Financial highlights

  • Q4-24 ARR reached USD 804.2 million, up 12% year-over-year in constant currency; SaaS ACV hit USD 24.8 million, the highest ever.

  • Free cash flow increased 25% (old definition) and 24% (new definition) in Q4-24, totaling USD 121.1 million; FY-24 free cash flow up 17%.

  • Q4-24 EBIT up 21% year-over-year; EBIT margin at 37.6%, up 4 percentage points; net profit and EPS up 47% in Q4-24, aided by a one-off tax benefit of ~$15 million.

  • Maintenance revenue up 12% in Q4-24; SaaS revenue up 4%; subscription revenue up 59%; term license revenue down 84%.

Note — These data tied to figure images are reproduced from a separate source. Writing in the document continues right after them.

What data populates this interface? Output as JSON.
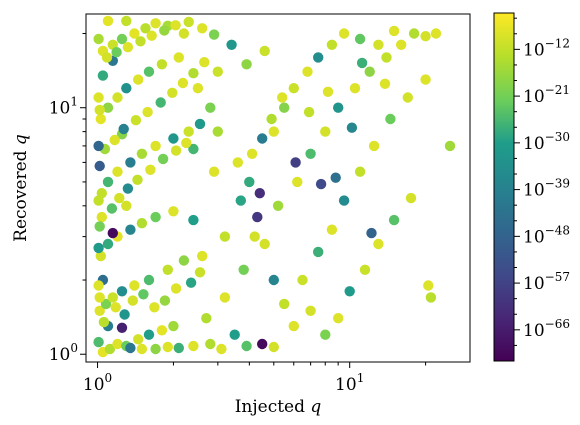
{
  "chart_data": {
    "type": "scatter",
    "title": "",
    "xlabel": "Injected",
    "ylabel": "Recovered",
    "axis_variable": "q",
    "xscale": "log",
    "yscale": "log",
    "xlim": [
      0.9,
      30
    ],
    "ylim": [
      0.93,
      24
    ],
    "x_ticks": [
      {
        "value": 1,
        "label_base": "10",
        "label_exp": "0"
      },
      {
        "value": 10,
        "label_base": "10",
        "label_exp": "1"
      }
    ],
    "y_ticks": [
      {
        "value": 1,
        "label_base": "10",
        "label_exp": "0"
      },
      {
        "value": 10,
        "label_base": "10",
        "label_exp": "1"
      }
    ],
    "grid": false,
    "colormap": "viridis",
    "colorbar": {
      "scale": "log",
      "range_exponent": [
        -72,
        -5
      ],
      "ticks": [
        {
          "exp": -12,
          "label_base": "10",
          "label_exp": "−12"
        },
        {
          "exp": -21,
          "label_base": "10",
          "label_exp": "−21"
        },
        {
          "exp": -30,
          "label_base": "10",
          "label_exp": "−30"
        },
        {
          "exp": -39,
          "label_base": "10",
          "label_exp": "−39"
        },
        {
          "exp": -48,
          "label_base": "10",
          "label_exp": "−48"
        },
        {
          "exp": -57,
          "label_base": "10",
          "label_exp": "−57"
        },
        {
          "exp": -66,
          "label_base": "10",
          "label_exp": "−66"
        }
      ]
    },
    "marker_size": 5.2,
    "points": [
      [
        1.05,
        1.02,
        -8
      ],
      [
        1.12,
        1.05,
        -14
      ],
      [
        1.2,
        1.1,
        -9
      ],
      [
        1.3,
        1.08,
        -22
      ],
      [
        1.45,
        1.15,
        -10
      ],
      [
        1.6,
        1.2,
        -30
      ],
      [
        1.8,
        1.25,
        -8
      ],
      [
        2.0,
        1.3,
        -16
      ],
      [
        1.1,
        1.3,
        -40
      ],
      [
        1.25,
        1.28,
        -65
      ],
      [
        1.02,
        1.5,
        -9
      ],
      [
        1.08,
        1.6,
        -20
      ],
      [
        1.15,
        1.7,
        -11
      ],
      [
        1.25,
        1.8,
        -35
      ],
      [
        1.4,
        1.9,
        -9
      ],
      [
        1.6,
        2.0,
        -25
      ],
      [
        1.9,
        2.2,
        -12
      ],
      [
        2.2,
        2.4,
        -18
      ],
      [
        2.6,
        2.5,
        -9
      ],
      [
        1.05,
        2.0,
        -45
      ],
      [
        1.03,
        2.5,
        -10
      ],
      [
        1.1,
        2.8,
        -28
      ],
      [
        1.2,
        3.0,
        -8
      ],
      [
        1.35,
        3.2,
        -38
      ],
      [
        1.5,
        3.4,
        -14
      ],
      [
        1.7,
        3.6,
        -22
      ],
      [
        2.0,
        3.8,
        -9
      ],
      [
        2.4,
        3.5,
        -30
      ],
      [
        1.15,
        3.1,
        -70
      ],
      [
        1.3,
        4.0,
        -10
      ],
      [
        1.04,
        4.5,
        -12
      ],
      [
        1.1,
        5.0,
        -26
      ],
      [
        1.2,
        5.5,
        -9
      ],
      [
        1.35,
        6.0,
        -40
      ],
      [
        1.5,
        6.5,
        -15
      ],
      [
        1.7,
        7.0,
        -9
      ],
      [
        2.0,
        7.5,
        -32
      ],
      [
        2.3,
        8.0,
        -11
      ],
      [
        1.02,
        5.8,
        -50
      ],
      [
        1.25,
        7.8,
        -19
      ],
      [
        1.03,
        9.0,
        -8
      ],
      [
        1.1,
        10.0,
        -18
      ],
      [
        1.2,
        11.0,
        -10
      ],
      [
        1.3,
        12.0,
        -34
      ],
      [
        1.45,
        13.0,
        -9
      ],
      [
        1.6,
        14.0,
        -24
      ],
      [
        1.8,
        15.0,
        -12
      ],
      [
        2.1,
        16.0,
        -9
      ],
      [
        1.05,
        13.5,
        -28
      ],
      [
        1.15,
        15.5,
        -42
      ],
      [
        1.05,
        17.0,
        -9
      ],
      [
        1.15,
        18.0,
        -11
      ],
      [
        1.25,
        19.0,
        -21
      ],
      [
        1.4,
        20.0,
        -8
      ],
      [
        1.55,
        21.0,
        -13
      ],
      [
        1.7,
        22.0,
        -9
      ],
      [
        1.9,
        21.5,
        -15
      ],
      [
        2.2,
        20.0,
        -10
      ],
      [
        1.1,
        22.5,
        -8
      ],
      [
        1.3,
        22.5,
        -12
      ],
      [
        2.5,
        12.0,
        -9
      ],
      [
        2.8,
        10.0,
        -20
      ],
      [
        3.0,
        14.0,
        -11
      ],
      [
        3.4,
        18.0,
        -32
      ],
      [
        3.0,
        8.0,
        -15
      ],
      [
        3.6,
        6.0,
        -9
      ],
      [
        4.0,
        5.0,
        -28
      ],
      [
        4.3,
        3.6,
        -60
      ],
      [
        4.6,
        2.8,
        -10
      ],
      [
        5.0,
        2.0,
        -38
      ],
      [
        5.5,
        1.6,
        -12
      ],
      [
        6.0,
        1.3,
        -9
      ],
      [
        4.5,
        1.1,
        -70
      ],
      [
        3.5,
        1.2,
        -30
      ],
      [
        2.7,
        1.4,
        -14
      ],
      [
        3.2,
        1.7,
        -9
      ],
      [
        3.8,
        2.2,
        -21
      ],
      [
        4.2,
        3.0,
        -10
      ],
      [
        5.2,
        4.0,
        -16
      ],
      [
        6.2,
        5.0,
        -9
      ],
      [
        7.0,
        6.5,
        -25
      ],
      [
        8.0,
        8.0,
        -10
      ],
      [
        9.0,
        10.0,
        -33
      ],
      [
        10.5,
        12.0,
        -9
      ],
      [
        12.0,
        14.0,
        -18
      ],
      [
        14.0,
        16.0,
        -12
      ],
      [
        16.0,
        18.0,
        -9
      ],
      [
        18.0,
        20.0,
        -14
      ],
      [
        20.0,
        19.5,
        -10
      ],
      [
        22.0,
        20.0,
        -9
      ],
      [
        6.5,
        2.0,
        -11
      ],
      [
        7.5,
        2.6,
        -27
      ],
      [
        8.5,
        3.2,
        -9
      ],
      [
        9.5,
        4.2,
        -36
      ],
      [
        11.0,
        5.5,
        -12
      ],
      [
        12.5,
        7.0,
        -9
      ],
      [
        14.5,
        9.0,
        -22
      ],
      [
        17.0,
        11.0,
        -10
      ],
      [
        20.0,
        13.0,
        -9
      ],
      [
        25.0,
        7.0,
        -16
      ],
      [
        7.0,
        1.5,
        -10
      ],
      [
        8.0,
        1.2,
        -20
      ],
      [
        9.0,
        1.4,
        -9
      ],
      [
        10.0,
        1.8,
        -31
      ],
      [
        11.5,
        2.2,
        -11
      ],
      [
        13.0,
        2.8,
        -9
      ],
      [
        15.0,
        3.5,
        -24
      ],
      [
        17.5,
        4.3,
        -10
      ],
      [
        20.5,
        1.9,
        -9
      ],
      [
        21.0,
        1.7,
        -13
      ],
      [
        5.0,
        8.0,
        -9
      ],
      [
        5.5,
        10.0,
        -19
      ],
      [
        6.0,
        12.0,
        -11
      ],
      [
        6.8,
        14.0,
        -9
      ],
      [
        7.5,
        16.0,
        -35
      ],
      [
        8.5,
        18.0,
        -12
      ],
      [
        9.5,
        20.0,
        -9
      ],
      [
        11.0,
        19.0,
        -23
      ],
      [
        13.0,
        18.0,
        -10
      ],
      [
        15.0,
        20.5,
        -9
      ],
      [
        3.2,
        3.0,
        -12
      ],
      [
        3.7,
        4.2,
        -29
      ],
      [
        4.1,
        6.5,
        -9
      ],
      [
        4.5,
        7.5,
        -41
      ],
      [
        4.9,
        9.0,
        -14
      ],
      [
        5.4,
        11.0,
        -9
      ],
      [
        3.9,
        15.0,
        -18
      ],
      [
        4.6,
        17.0,
        -11
      ],
      [
        2.9,
        5.5,
        -9
      ],
      [
        2.4,
        6.8,
        -26
      ],
      [
        4.4,
        4.5,
        -62
      ],
      [
        6.1,
        6.0,
        -58
      ],
      [
        7.7,
        4.9,
        -55
      ],
      [
        8.8,
        5.2,
        -44
      ],
      [
        10.2,
        8.3,
        -37
      ],
      [
        12.2,
        3.1,
        -48
      ],
      [
        6.9,
        9.6,
        -12
      ],
      [
        8.2,
        11.6,
        -9
      ],
      [
        11.2,
        15.2,
        -27
      ],
      [
        13.8,
        12.5,
        -9
      ],
      [
        1.06,
        1.35,
        -13
      ],
      [
        1.18,
        1.55,
        -9
      ],
      [
        1.28,
        1.45,
        -33
      ],
      [
        1.38,
        1.65,
        -10
      ],
      [
        1.52,
        1.75,
        -23
      ],
      [
        1.68,
        1.55,
        -9
      ],
      [
        1.85,
        1.65,
        -17
      ],
      [
        2.05,
        1.85,
        -9
      ],
      [
        2.35,
        1.95,
        -29
      ],
      [
        2.55,
        2.15,
        -11
      ],
      [
        1.04,
        3.6,
        -9
      ],
      [
        1.14,
        3.9,
        -24
      ],
      [
        1.22,
        4.3,
        -10
      ],
      [
        1.32,
        4.7,
        -36
      ],
      [
        1.44,
        5.1,
        -12
      ],
      [
        1.62,
        5.6,
        -9
      ],
      [
        1.82,
        6.2,
        -21
      ],
      [
        2.05,
        6.7,
        -10
      ],
      [
        2.25,
        7.2,
        -9
      ],
      [
        2.55,
        8.6,
        -31
      ],
      [
        1.07,
        6.8,
        -16
      ],
      [
        1.17,
        7.4,
        -9
      ],
      [
        1.27,
        8.2,
        -39
      ],
      [
        1.42,
        8.9,
        -11
      ],
      [
        1.58,
        9.6,
        -9
      ],
      [
        1.78,
        10.5,
        -26
      ],
      [
        1.98,
        11.5,
        -10
      ],
      [
        2.18,
        12.6,
        -9
      ],
      [
        2.4,
        13.8,
        -14
      ],
      [
        2.65,
        15.3,
        -9
      ],
      [
        1.09,
        16.0,
        -10
      ],
      [
        1.19,
        16.8,
        -22
      ],
      [
        1.32,
        17.6,
        -9
      ],
      [
        1.48,
        18.6,
        -12
      ],
      [
        1.64,
        19.6,
        -9
      ],
      [
        1.84,
        20.6,
        -17
      ],
      [
        2.04,
        21.6,
        -9
      ],
      [
        2.3,
        22.3,
        -11
      ],
      [
        2.6,
        21.0,
        -9
      ],
      [
        2.9,
        19.8,
        -20
      ],
      [
        1.01,
        1.12,
        -25
      ],
      [
        1.01,
        1.9,
        -9
      ],
      [
        1.01,
        2.7,
        -31
      ],
      [
        1.01,
        4.2,
        -12
      ],
      [
        1.01,
        7.0,
        -47
      ],
      [
        1.01,
        11.0,
        -9
      ],
      [
        1.01,
        19.0,
        -15
      ],
      [
        1.02,
        1.7,
        -9
      ],
      [
        1.02,
        3.3,
        -21
      ],
      [
        1.02,
        9.8,
        -10
      ],
      [
        1.5,
        1.05,
        -9
      ],
      [
        1.7,
        1.05,
        -18
      ],
      [
        1.9,
        1.07,
        -9
      ],
      [
        2.1,
        1.06,
        -27
      ],
      [
        2.4,
        1.08,
        -9
      ],
      [
        2.8,
        1.1,
        -14
      ],
      [
        3.1,
        1.05,
        -9
      ],
      [
        3.9,
        1.08,
        -24
      ],
      [
        5.0,
        1.07,
        -10
      ],
      [
        1.35,
        1.06,
        -42
      ]
    ]
  }
}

  • FY-24 total revenue USD 1,044.1 million, up 5% year-over-year in constant currency.

Outlook and guidance

  • FY-25 guidance (excluding Multifonds): at least 12% ARR growth, 5-7% Subscription & SaaS growth, at least 5% EBIT growth, 7-9% EPS growth, and at least 12% free cash flow growth.

  • FY-28 targets (excluding Multifonds): ARR >USD 1.2 billion, EBIT ~USD 450 million, free cash flow ~USD 400 million; implied CAGRs of 13%, 10%, and 16% respectively.

  • FY-25 tax rate expected at 15-17% due to one-off tax benefit; normalized rate 19-21%.

  • Cloud ARR expected to grow as a share of total ARR, reflecting industry cloud adoption trends.